The New York Times sues OpenAI and Microsoft for copyright infringement::The New York Times has sued OpenAI and Microsoft for copyright infringement, alleging that the companies’ artificial intelligence technology illegally copied millions of Times articles to train ChatGPT and other services to provide people with information – technology that now competes with the Times.
My immediate reaction to the piece is that insofar as it’s trying to predict the path that the courts will take, the author may be too close to the tech while I can imagine judges readily opting to eschew what they’d feel would be excessive technical details in their reasoning. I’m curious to see how true that is.
For me the essential point, made at the end, is what do creators really want from copyright apart from more money … because any infringement case against AI easily spells oppressive copyright law.
I’m curious to see if a dynamic factor in this is how the courts conceive of what the AI actually is and does. The one byte per work argument may come off as naive for instance and lead a judge construct their own model of what’s happening.

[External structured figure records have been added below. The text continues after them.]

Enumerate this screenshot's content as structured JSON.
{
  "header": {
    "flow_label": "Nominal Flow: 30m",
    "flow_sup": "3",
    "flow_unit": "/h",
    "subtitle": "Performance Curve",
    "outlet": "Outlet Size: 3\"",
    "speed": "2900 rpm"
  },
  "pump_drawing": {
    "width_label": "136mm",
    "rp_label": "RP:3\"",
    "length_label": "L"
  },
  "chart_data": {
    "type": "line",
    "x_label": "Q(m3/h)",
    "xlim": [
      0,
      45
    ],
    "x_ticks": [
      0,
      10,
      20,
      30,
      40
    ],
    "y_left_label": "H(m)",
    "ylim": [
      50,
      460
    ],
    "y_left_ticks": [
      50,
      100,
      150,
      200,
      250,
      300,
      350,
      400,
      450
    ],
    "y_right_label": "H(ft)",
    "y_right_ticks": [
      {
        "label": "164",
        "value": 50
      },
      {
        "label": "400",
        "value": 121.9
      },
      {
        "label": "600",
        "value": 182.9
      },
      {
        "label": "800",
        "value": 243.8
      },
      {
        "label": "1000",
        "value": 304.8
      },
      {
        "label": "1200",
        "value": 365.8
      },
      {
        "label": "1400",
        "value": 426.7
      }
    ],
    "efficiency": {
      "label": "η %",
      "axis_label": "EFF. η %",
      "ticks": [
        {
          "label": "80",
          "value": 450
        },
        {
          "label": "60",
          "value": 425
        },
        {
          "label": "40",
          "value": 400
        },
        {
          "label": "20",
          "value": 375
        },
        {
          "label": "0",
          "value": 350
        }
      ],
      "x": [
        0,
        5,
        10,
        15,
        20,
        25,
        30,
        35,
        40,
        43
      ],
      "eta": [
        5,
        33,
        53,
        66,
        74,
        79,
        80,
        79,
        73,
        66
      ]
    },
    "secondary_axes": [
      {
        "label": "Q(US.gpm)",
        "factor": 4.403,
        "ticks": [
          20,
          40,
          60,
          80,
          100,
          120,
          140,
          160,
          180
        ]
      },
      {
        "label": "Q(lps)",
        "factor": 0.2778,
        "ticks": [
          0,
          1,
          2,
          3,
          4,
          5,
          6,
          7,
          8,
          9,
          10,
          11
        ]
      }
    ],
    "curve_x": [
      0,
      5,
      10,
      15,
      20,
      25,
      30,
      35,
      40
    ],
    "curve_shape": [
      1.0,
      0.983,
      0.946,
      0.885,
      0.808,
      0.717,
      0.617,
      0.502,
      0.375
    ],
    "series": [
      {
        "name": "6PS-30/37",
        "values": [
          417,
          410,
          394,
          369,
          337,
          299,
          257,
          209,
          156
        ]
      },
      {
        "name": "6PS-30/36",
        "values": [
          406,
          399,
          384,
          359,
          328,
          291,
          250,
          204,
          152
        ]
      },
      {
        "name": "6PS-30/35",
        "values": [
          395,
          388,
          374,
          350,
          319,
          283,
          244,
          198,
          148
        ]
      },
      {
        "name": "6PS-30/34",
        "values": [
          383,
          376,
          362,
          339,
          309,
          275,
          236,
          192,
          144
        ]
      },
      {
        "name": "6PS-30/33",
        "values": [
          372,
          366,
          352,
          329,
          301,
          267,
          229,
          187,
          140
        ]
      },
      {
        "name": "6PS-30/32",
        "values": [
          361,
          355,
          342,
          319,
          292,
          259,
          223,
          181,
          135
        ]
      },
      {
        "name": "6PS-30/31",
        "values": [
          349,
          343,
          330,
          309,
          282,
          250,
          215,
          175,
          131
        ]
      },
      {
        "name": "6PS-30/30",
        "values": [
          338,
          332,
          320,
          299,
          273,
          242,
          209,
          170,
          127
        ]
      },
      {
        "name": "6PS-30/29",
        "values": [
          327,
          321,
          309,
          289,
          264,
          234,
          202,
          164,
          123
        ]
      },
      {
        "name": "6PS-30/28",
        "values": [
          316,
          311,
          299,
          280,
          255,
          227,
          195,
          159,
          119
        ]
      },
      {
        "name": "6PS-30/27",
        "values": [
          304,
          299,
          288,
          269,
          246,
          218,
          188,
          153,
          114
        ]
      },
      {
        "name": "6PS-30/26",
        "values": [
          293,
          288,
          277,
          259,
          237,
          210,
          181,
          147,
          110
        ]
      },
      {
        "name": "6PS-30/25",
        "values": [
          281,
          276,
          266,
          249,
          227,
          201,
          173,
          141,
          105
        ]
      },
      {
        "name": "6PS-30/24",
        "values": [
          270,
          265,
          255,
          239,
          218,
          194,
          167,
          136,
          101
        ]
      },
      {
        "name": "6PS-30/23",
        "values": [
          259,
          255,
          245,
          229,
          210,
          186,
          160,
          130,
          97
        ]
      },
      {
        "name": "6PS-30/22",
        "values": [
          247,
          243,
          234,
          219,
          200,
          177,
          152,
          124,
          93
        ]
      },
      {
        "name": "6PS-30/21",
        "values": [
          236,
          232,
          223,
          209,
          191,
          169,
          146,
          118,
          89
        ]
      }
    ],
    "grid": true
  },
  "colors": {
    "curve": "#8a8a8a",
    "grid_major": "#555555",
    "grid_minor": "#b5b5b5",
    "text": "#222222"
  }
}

Otherwise, the purposes of this thread and the take I posted from mastodon, I’d say the question of whether AI creates copyrightable works and how the broader industries respond to that and what’s legally required of them stands as fundamental in the medium term.
Now curious to see what legal scholarship is predicting, which in some cases probably a better predictor.
Here’s the author’s bio:
The author is well aware of the legal side of things.
Oh I’m sure, and it was a good article to be clear. But “the legal side of things”, especially from a certain perspective, and what the courts (and then the legislature) do with a new-ish issue can be different things.